Title: Left Behind

Summary: Aku ini roh yang immortal sebelum akhirnya aku disegel pada pohon sakura ini. Dan Tsugaru, kuharap kau tidak menemukan cara untuk melepaskanku.

Pairing: Chapter 1, Tsugaru/Izaya

Rate: T

Disclaimer: Durarara! bukan punyaku. Aku bikin jadi yaoi kalo emang punyaku.

Bacotan: AAARRRGHH! Aku bikin tagedy!

Okey, enjoy! ;D


"Jadi namamu?"

"…"

"Umurmu?"

"…"

"Kenapa kau bisa ada disini?"

"…"

"Aku duduk disini ya," dan dia duduk begitu saja.

"Aku tidak bilang kau boleh duduk disini," hardikku kesal. Dia, anak kecil itu, mendongak dengan mata birunya yang terang dan tersenyum. Tersenyum dengan lembut sekali.

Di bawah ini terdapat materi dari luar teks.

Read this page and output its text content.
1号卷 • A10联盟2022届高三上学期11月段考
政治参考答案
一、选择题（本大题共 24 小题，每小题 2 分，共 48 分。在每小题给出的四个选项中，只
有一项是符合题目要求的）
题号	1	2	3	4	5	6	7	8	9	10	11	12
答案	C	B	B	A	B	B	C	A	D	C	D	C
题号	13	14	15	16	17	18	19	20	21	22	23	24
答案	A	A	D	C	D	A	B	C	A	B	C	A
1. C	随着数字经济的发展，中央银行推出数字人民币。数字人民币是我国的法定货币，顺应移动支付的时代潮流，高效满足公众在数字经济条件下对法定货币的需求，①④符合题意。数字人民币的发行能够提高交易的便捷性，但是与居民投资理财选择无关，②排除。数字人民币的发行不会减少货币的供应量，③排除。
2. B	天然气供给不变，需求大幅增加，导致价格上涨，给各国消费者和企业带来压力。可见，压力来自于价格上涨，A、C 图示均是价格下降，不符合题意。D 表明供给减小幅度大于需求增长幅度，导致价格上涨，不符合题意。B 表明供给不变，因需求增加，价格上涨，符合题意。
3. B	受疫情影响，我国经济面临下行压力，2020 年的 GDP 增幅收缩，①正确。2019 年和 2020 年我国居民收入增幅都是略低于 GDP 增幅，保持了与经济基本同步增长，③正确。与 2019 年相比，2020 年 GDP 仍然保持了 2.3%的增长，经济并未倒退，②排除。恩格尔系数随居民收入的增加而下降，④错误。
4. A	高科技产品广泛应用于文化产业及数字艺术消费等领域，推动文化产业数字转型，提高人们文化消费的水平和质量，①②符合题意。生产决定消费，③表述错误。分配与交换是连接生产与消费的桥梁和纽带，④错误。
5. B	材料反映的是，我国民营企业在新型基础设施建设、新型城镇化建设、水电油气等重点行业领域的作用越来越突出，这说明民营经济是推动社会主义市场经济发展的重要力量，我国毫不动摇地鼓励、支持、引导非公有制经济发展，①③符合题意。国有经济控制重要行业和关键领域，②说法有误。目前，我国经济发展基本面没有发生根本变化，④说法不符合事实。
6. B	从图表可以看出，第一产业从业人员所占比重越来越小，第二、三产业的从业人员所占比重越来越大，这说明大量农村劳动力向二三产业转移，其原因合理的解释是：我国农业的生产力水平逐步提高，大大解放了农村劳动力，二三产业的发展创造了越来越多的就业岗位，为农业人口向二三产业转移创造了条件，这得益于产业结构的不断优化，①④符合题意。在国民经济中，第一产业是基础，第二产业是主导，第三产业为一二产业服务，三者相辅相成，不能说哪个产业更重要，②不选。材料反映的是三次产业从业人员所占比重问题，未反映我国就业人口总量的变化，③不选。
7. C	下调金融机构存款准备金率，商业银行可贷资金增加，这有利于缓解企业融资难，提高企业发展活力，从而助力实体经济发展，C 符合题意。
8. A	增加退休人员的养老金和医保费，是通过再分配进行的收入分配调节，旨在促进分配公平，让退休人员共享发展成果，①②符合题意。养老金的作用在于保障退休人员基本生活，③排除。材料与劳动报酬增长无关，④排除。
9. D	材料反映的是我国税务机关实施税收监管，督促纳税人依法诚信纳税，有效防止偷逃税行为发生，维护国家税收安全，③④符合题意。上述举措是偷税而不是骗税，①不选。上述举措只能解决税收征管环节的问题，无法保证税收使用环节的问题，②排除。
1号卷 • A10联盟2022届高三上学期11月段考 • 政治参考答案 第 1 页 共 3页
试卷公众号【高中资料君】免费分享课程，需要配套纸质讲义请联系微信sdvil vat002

"Akhirnya kau bicara juga padaku."


"Tsugaru… kau kesini lagi?" aku menatap sosok remaja berkimono biru pucat yang datang menghampiriku dengan buku ditangannya.

"Ya, mereka bilang mereka tidak butuh bantuanku untuk menangkap buruan," jawabnya dengan senyum.

Aku menghela nafas. Selalu saja dia ini dijauhi, hanya karena rambut pirang dan mata birunya. Dan kekuatan berlebihannya juga sebenarnya. Tapi, apa dia sampai harus dijauhi seperti itu? Maksudku… hei, bukan salahnya kan dia lahir seperti itu? Salahkan saja ayahnya yang jatuh cinta pada ibunya yang orang barat yang sebenarnya juga tidak pantas disalahkan. Kekuatannya itu juga bukan salahnya, bukan dia yang meminta diberikan kekuatan seperti itu. Toh, tiap kali dia menggunakannya berlebihan dia juga akan terluka.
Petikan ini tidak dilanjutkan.